On Strong Domination in Graphs

Abstract

Let $G=(V,E)$ be a graph. A vertex $u$ strongly dominates a vertex $v$ if $uv\in E$ and $\mathrm{deg}(u)>\mathrm{deg}(v)$. A set $S\subseteq V$ is a strong dominating set of $G$ if every vertex in $V–S$ is strongly dominated by at least one vertex of $S$.

The minimum cardinality among all strong dominating sets of $G$ is called the strong domination number of $G$ and is denoted by ${\gamma }_{st}(G)$. This parameter was introduced by Sampathkumar and Pushpa Latha in [4].
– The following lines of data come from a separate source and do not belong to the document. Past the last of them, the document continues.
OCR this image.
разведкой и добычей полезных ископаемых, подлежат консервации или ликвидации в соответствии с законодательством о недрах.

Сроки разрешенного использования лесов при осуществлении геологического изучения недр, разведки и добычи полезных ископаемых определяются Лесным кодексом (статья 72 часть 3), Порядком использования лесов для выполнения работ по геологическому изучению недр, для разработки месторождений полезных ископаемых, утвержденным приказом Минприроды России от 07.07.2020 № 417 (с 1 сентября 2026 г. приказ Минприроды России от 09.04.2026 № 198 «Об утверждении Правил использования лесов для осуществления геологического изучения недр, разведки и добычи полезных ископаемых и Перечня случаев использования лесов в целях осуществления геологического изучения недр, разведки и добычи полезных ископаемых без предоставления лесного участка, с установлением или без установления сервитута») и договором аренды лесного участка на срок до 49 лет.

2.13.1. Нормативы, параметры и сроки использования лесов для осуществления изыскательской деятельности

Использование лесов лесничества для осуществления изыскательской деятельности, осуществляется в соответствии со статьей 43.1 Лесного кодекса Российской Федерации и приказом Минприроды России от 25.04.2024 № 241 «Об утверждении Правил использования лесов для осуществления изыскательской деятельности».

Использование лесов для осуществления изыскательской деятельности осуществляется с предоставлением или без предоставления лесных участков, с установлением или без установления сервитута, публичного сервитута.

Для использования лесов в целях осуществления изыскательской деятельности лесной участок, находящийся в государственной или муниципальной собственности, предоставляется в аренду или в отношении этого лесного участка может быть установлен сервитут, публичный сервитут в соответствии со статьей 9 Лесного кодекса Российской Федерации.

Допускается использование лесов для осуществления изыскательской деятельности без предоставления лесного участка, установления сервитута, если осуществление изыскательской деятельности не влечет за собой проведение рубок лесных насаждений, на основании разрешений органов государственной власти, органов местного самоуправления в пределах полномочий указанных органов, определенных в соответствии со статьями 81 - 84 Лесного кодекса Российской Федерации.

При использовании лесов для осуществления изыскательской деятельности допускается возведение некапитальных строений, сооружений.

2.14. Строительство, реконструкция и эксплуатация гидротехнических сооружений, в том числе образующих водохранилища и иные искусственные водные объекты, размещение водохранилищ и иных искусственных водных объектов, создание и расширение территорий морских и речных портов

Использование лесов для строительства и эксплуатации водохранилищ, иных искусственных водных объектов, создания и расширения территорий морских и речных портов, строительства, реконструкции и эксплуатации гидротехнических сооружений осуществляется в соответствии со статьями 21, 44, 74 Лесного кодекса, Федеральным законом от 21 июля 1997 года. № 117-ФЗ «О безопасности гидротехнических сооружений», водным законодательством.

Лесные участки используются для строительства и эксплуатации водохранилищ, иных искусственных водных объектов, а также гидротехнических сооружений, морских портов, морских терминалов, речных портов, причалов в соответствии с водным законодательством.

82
In this paper, we investigate sharp upper bounds on the strong domination number for a tree and a connected graph. We show that for any tree $T$ of order $p>2$ that is different from the tree obtained from a star $K_{1,3}$ by subdividing each edge once,
${\gamma }_{st}(T)\le \frac{4p–1}{7}$
and this bound is sharp.

For any connected graph $G$ of order $p\ge 3$, it is shown that ${\gamma }_{st}(G)\le \frac{2(p–1)}{3}$ and this bound is sharp. We show that the decision problem corresponding to the computation of ${\gamma }_{st}$ is NP-complete, even for bipartite or chordal graphs.